Possibilities Within ESX…

As I learn more about VMware ESX, I am starting to see the flexibility and possibilities available.  You have five major sets of pieces to play with – vswifs, vmknics, portgroups, vswitches, and vmnics.

  • You can tag or untag your portgroups, and can assign multiple portgroups to a vmnic.
  • You can have multiple vswifs on multiple vswitches.
  • You can have multiple vmnics assigned to a portgroup.
  • You can have vswitches with no uplinks (no vmnics assigned).
  • You can have portgroups with no uplinks (no vmnics assigned).
  • You can have vswifs assigned to non-service console portgroups for different traffic cases.
  • You can have up to 100 vswifs (0 to 99).

Things I have yet to determine on my own:

  • How many vmknics can you have?  I assume 100 also – you do not name them like you do with vswifs; you create and assign them to portgroups and they are automatically named and numbered.
  • Can a portgroup span multiple vswitches?  I don’t see why not.
  • Can a vmnic be assigned to multiple vswitches?  I think so…

I am sure that I will come up with plenty more questions.

Then throw in the firewall configs, and appliance VM’s (like firewall/IDS/IPS/proxy devices).  I saw demonstrations of an entire DMZ within a physical server, using such appliances spanning multiple vswitches (some with uplinks, some without).  Talk about amazing – I had not even considered thinking in that direction.  Just imagine how you can move all these pieces around to create new network functionality within an ESX host server.  The more complex it gets, though, the more you [A.] need to know the ESX command line, and [B.] need a kickstart script on a floppy to autoconfigure your stroke of genius onto new ESX servers you deploy.  (Because hand-jamming sucks.)

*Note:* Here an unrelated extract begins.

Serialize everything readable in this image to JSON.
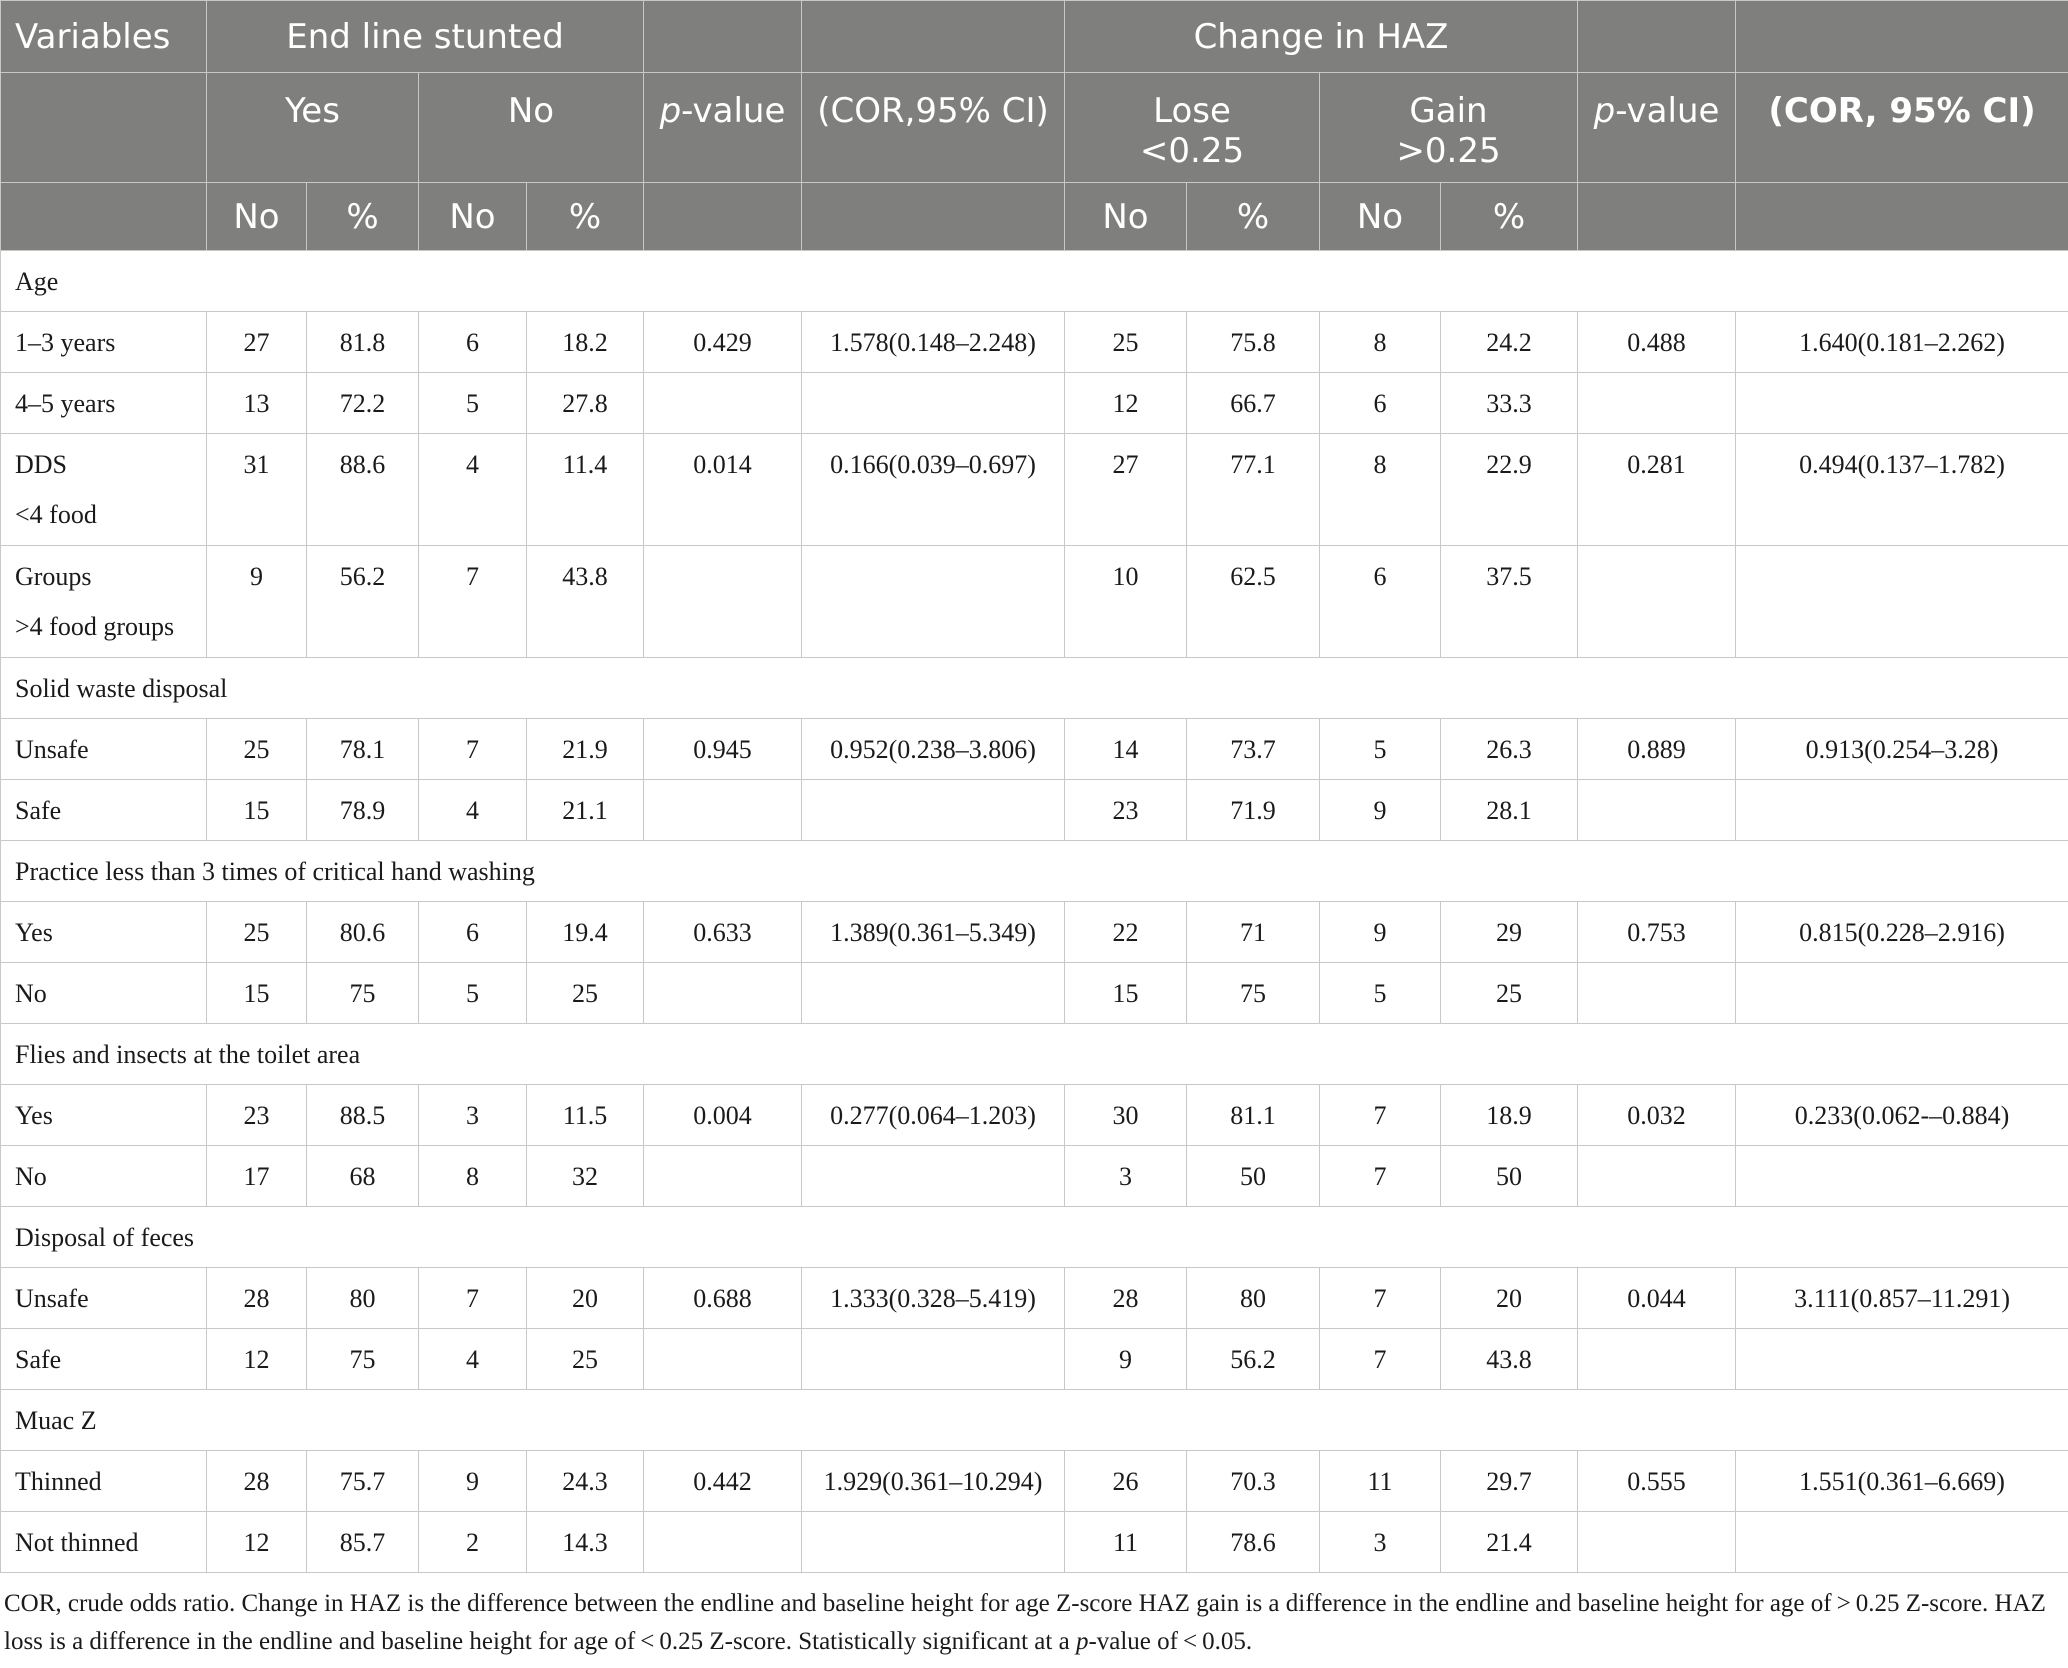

And finally – this is just the ESX side.  VIM comes along and adds in clusters, resource pools, the concept of shares, VMotion, HA, and DRS, just to name a few.  All configurable, and with a new set of caveats, such as:

  • DRS, VMotion, and HA need shared storage (SAN, iSCSI, or NFS) available before they are enabled.
  • DRS needs to be set to Manual when importing VMs from images or machines – deploying from templates does not (I think).
  • DRS and HA are available only for hosts within a cluster (I think).
  • HA, I believe, requires identical network configs on each ESX host in the cluster to work – so if you build your cluster out of dissimilar junk machines like I have (it’s all I have to work with for now), with different NIC quantities, portgroup assignments, and so on, then HA probably won’t work.  At least, it doesn’t for me, and the differing network configs are the first thing I would suspect.  And if you think it through, it sorta makes sense that it won’t work.

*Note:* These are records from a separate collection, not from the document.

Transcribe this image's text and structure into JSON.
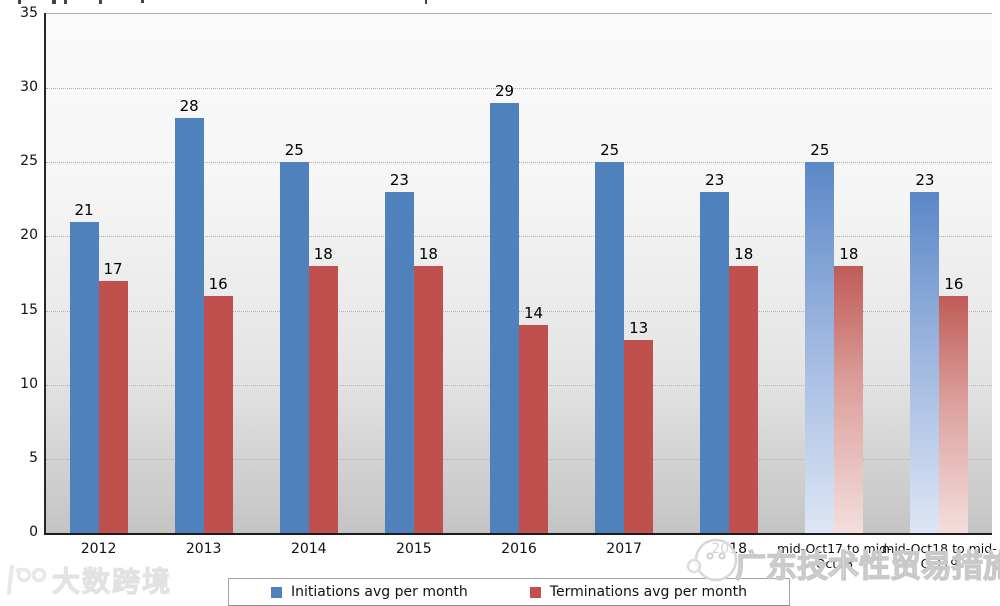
{
  "chart_data": {
    "type": "bar",
    "categories": [
      "2012",
      "2013",
      "2014",
      "2015",
      "2016",
      "2017",
      "2018",
      "mid-Oct17 to mid-Oct18",
      "mid-Oct18 to mid-Oct19"
    ],
    "series": [
      {
        "name": "Initiations avg per month",
        "color": "#4f81bd",
        "values": [
          21,
          28,
          25,
          23,
          29,
          25,
          23,
          25,
          23
        ]
      },
      {
        "name": "Terminations avg per month",
        "color": "#c0504d",
        "values": [
          17,
          16,
          18,
          18,
          14,
          13,
          18,
          18,
          16
        ]
      }
    ],
    "gradient_last_n_categories": 2,
    "ylim": [
      0,
      35
    ],
    "ytick_step": 5,
    "grid": "horizontal-dotted",
    "legend_position": "bottom",
    "bar_value_labels": true
  },
  "legend": {
    "items": [
      {
        "label": "Initiations avg per month",
        "color": "#4f81bd"
      },
      {
        "label": "Terminations avg per month",
        "color": "#c0504d"
      }
    ]
  },
  "watermarks": {
    "bottom_left_logo": "大数跨境",
    "overlay_text": "广东技术性贸易措施"
  },
  "colors": {
    "initiations": "#4f81bd",
    "terminations": "#c0504d",
    "initiations_gradient_top": "#5b87c7",
    "initiations_gradient_bottom": "#dde6f5",
    "terminations_gradient_top": "#bf5b57",
    "terminations_gradient_bottom": "#f3dedd",
    "axis": "#1c1c1c",
    "gridline": "#b0b0b0"
  }
}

When VMware and Cisco come out with the virtual switch concept they discussed at VMworld2008, this HA limitation should change.  This is where, as I understand it, essentially the network configs are shadowed across each clustered host.  The Cisco switch interconnecting them is reconfigured when a HA event happens to allow those network changes incurred to function.  I think this is basically how it is supposed to work.  Too cool, eh?


Need to Fix NFS…

It occurs to me that I had better fix that NFS issue I am having.  Why?  Well, if I have five servers clustered, and three can mount the NFS datastore with VMs on it, could there be a chance of DRS moving a VM to a server not talking to the VM’s NFS orgin?  I do not think so, but if true, things would fail.  If not true, then my cluster is only as good as three servers, not five.

My strategy:  Mount at the command line on one of the ESX servers first to test.  If that fails, unmount the same NFS share from one of the other servers and try to remount it, from within VIM.  This will tell me quite a lot about what is going on, I hope.  The vmknics on four of the servers (two that can and the two that cannot mount) are on the same subnet, which differs from the subnet the NFS mount is on.  So why can two mount, but the other two not?  They fail instantly, so it is not a timeout.  The firewalls are all off for now, so that is not part of the issue.

And of course, dig through the logs on each of the servers – /usr/var/messages, /vmkernel, /vmksummary, and /vmkwarning at a minimum.

My task list has otherwise been eradicated in the past week (YES!) – outside of NFS, all that really remains is for me to build a golden master of Windows 2003 Server, and maybe fork some application templates (DHCP, DNS, print, AD, web, SQL, FTP, etc.) off of it.  Cake, right?